Lesko walczy o swój oddział
Równolegle do spotkania przedstawicieli rządu, NFZ i władz lokalnych, przed siedzibą Ministerstwa Zdrowia trwał protest. Na manifestację do Warszawy przyjechali nie tylko pracownicy szpitala, pielęgniarki i położne, ale też mieszkańcy Leska. Przed bramą ministerstwa co jakiś czas skandowali, że "porodówka musi zostać", trzymając w rękach transparenty z hasłami: "mamy prawo do porodu blisko domu", "ratujcie rodzące z Bieszczad", "nie każcie kobietom rodzić w karetkach".
W czasie protestu do osób biorących udział w manifestacji wyszła ministra zdrowia, która podziękowała samorządowcom i dyrekcji szpitala za "walkę o pacjentów". Obiecała, że oddział ginekologiczno-położniczy szpitala w Lesku nie zostanie zamknięty.

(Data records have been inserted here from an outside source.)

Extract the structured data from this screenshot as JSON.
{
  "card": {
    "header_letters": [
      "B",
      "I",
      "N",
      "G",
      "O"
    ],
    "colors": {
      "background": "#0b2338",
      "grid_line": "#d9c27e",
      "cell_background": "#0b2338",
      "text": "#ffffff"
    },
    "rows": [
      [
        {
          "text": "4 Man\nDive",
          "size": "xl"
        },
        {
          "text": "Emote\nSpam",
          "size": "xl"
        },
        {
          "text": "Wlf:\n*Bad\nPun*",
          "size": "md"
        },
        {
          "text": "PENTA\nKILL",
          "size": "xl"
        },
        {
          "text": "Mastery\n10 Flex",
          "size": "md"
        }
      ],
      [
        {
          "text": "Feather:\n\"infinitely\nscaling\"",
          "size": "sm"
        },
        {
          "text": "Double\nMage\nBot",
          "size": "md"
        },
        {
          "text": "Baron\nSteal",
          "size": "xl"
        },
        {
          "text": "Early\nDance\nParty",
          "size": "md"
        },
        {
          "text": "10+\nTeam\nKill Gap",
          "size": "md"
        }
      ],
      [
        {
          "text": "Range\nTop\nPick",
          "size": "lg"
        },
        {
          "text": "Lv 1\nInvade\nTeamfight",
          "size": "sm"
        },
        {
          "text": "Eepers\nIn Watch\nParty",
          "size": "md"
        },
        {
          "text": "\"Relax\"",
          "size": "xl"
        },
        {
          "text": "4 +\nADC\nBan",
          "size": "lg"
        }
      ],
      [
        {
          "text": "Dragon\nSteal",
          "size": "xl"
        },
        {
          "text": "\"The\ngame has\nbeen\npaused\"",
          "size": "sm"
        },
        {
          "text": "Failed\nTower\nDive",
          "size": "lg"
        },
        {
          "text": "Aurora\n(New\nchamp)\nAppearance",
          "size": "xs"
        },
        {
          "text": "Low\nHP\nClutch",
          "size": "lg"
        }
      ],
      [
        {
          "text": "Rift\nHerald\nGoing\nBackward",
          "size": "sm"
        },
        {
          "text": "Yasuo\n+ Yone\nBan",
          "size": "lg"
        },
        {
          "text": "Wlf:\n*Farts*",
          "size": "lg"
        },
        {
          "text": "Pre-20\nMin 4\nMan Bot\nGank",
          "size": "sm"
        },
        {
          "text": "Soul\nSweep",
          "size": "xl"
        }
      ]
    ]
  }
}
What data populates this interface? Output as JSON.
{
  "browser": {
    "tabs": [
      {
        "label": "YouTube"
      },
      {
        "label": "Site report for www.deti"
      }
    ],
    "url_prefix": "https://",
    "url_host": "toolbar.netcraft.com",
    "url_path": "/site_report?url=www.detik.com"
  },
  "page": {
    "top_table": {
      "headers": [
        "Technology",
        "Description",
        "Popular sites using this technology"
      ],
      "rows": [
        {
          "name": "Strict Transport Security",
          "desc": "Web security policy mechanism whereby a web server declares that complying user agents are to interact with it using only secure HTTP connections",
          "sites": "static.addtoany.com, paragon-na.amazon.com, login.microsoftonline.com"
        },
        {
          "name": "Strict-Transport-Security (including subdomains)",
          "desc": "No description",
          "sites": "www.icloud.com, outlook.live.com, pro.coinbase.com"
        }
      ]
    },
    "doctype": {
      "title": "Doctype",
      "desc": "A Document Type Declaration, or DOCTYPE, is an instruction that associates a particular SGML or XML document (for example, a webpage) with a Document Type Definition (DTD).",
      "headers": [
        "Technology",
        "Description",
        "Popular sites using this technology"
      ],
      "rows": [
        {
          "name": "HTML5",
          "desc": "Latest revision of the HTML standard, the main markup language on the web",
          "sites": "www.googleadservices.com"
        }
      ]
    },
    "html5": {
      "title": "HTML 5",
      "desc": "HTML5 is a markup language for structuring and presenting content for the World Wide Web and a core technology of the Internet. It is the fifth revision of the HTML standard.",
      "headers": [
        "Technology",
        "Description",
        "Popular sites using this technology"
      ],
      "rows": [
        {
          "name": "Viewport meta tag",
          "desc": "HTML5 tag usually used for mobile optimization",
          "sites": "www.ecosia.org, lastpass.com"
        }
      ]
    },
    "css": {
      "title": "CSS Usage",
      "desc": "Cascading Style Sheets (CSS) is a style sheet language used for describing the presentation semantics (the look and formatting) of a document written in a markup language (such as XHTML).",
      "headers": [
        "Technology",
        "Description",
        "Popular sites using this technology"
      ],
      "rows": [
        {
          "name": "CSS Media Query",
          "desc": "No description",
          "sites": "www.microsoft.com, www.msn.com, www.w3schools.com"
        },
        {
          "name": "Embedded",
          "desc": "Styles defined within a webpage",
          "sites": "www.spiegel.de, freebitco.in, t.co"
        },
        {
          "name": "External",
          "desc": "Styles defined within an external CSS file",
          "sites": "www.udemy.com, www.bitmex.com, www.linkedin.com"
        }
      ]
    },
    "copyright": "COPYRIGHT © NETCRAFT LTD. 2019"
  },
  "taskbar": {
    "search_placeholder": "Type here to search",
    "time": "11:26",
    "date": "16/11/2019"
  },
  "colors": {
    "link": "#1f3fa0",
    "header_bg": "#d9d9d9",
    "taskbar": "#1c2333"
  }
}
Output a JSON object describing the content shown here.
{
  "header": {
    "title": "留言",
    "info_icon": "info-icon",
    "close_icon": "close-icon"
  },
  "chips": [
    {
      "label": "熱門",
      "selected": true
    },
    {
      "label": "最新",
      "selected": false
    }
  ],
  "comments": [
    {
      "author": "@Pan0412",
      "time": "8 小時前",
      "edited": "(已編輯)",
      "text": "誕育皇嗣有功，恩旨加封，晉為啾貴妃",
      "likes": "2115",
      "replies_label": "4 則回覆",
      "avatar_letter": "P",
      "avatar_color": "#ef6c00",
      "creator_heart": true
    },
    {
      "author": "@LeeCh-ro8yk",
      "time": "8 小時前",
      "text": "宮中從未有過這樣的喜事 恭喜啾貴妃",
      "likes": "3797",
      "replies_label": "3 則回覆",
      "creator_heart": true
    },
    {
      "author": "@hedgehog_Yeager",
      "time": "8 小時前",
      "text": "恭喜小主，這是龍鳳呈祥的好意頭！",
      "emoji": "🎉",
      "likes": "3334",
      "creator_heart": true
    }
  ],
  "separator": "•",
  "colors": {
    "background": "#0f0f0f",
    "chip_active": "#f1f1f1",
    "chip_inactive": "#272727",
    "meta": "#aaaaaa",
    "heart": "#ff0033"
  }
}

- Rada Ministrów przyjęła ustawę, która pozwala na konsolidację szpitali. Pomysłem pod egidą pani wojewody, ale też trzech starostów: ustrzyckiego, sanockiego i leskiego, jest stworzenie szpitala bieszczadzkiego w trzech lokalizacjach, ale musi nastąpić pewna wymiana oddziałów, profili. Tak, żeby to wszystko się kręciło jednak na zasadach ekonomicznych - wyjaśniła ministra Leszczyna.